Tag Archives: computational biology

Shakespearian Sonnets Now Available on DNA

Shakespeare meet thy DNA. The most famous literary figure in the English language had a recent rendezvous with that most famous and studied of molecules. Together chemists, cell biologists, geneticists and computer scientists are doing some amazing things — storing information using the base-pair sequences of amino-acids on the DNA molecule.

[div class=attrib]From ars technica:[end-div]

It’s easy to get excited about the idea of encoding information in single molecules, which seems to be the ultimate end of the miniaturization that has been driving the electronics industry. But it’s also easy to forget that we’ve been beaten there—by a few billion years. The chemical information present in biomolecules was critical to the origin of life and probably dates back to whatever interesting chemical reactions preceded it.

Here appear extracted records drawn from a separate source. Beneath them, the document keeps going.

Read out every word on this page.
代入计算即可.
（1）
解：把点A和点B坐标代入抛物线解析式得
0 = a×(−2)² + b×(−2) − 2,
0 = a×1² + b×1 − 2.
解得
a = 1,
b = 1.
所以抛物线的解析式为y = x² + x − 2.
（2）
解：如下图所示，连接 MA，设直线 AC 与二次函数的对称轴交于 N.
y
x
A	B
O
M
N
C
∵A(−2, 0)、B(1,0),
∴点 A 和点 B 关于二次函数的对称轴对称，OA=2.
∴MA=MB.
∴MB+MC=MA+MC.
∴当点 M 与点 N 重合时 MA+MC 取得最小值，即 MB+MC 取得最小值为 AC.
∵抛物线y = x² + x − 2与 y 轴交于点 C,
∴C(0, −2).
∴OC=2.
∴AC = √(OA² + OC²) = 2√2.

It’s only within the past few decades, however, that humans have learned to speak DNA. Even then, it took a while to develop the technology needed to synthesize and determine the sequence of large populations of molecules. But we’re there now, and people have started experimenting with putting binary data in biological form. Now, a new study has confirmed the flexibility of the approach by encoding everything from an MP3 to the decoding algorithm into fragments of DNA. The cost analysis done by the authors suggest that the technology may soon be suitable for decade-scale storage, provided current trends continue.

Trinary encoding

Computer data is in binary, while each location in a DNA molecule can hold any one of four bases (A, T, C, and G). Rather than using all that extra information capacity, however, the authors used it to avoid a technical problem. Stretches of a single type of base (say, TTTTT) are often not sequenced properly by current techniques—in fact, this was the biggest source of errors in the previous DNA data storage effort. So for this new encoding, they used one of the bases to break up long runs of any of the other three.

(To explain how this works practically, let’s say the A, T, and C encoded information, while G represents “more of the same.” If you had a run of four A’s, you could represent it as AAGA. But since the G doesn’t encode for anything in particular, TTGT can be used to represent four T’s. The only thing that matters is that there are no more than two identical bases in a row.)

That leaves three bases to encode information, so the authors converted their information into trinary. In all, they encoded a large number of works: all 154 Shakespeare sonnets, a PDF of a scientific paper, a photograph of the lab some of them work in, and an MP3 of part of Martin Luther King’s “I have a dream” speech. For good measure, they also threw in the algorithm they use for converting binary data into trinary.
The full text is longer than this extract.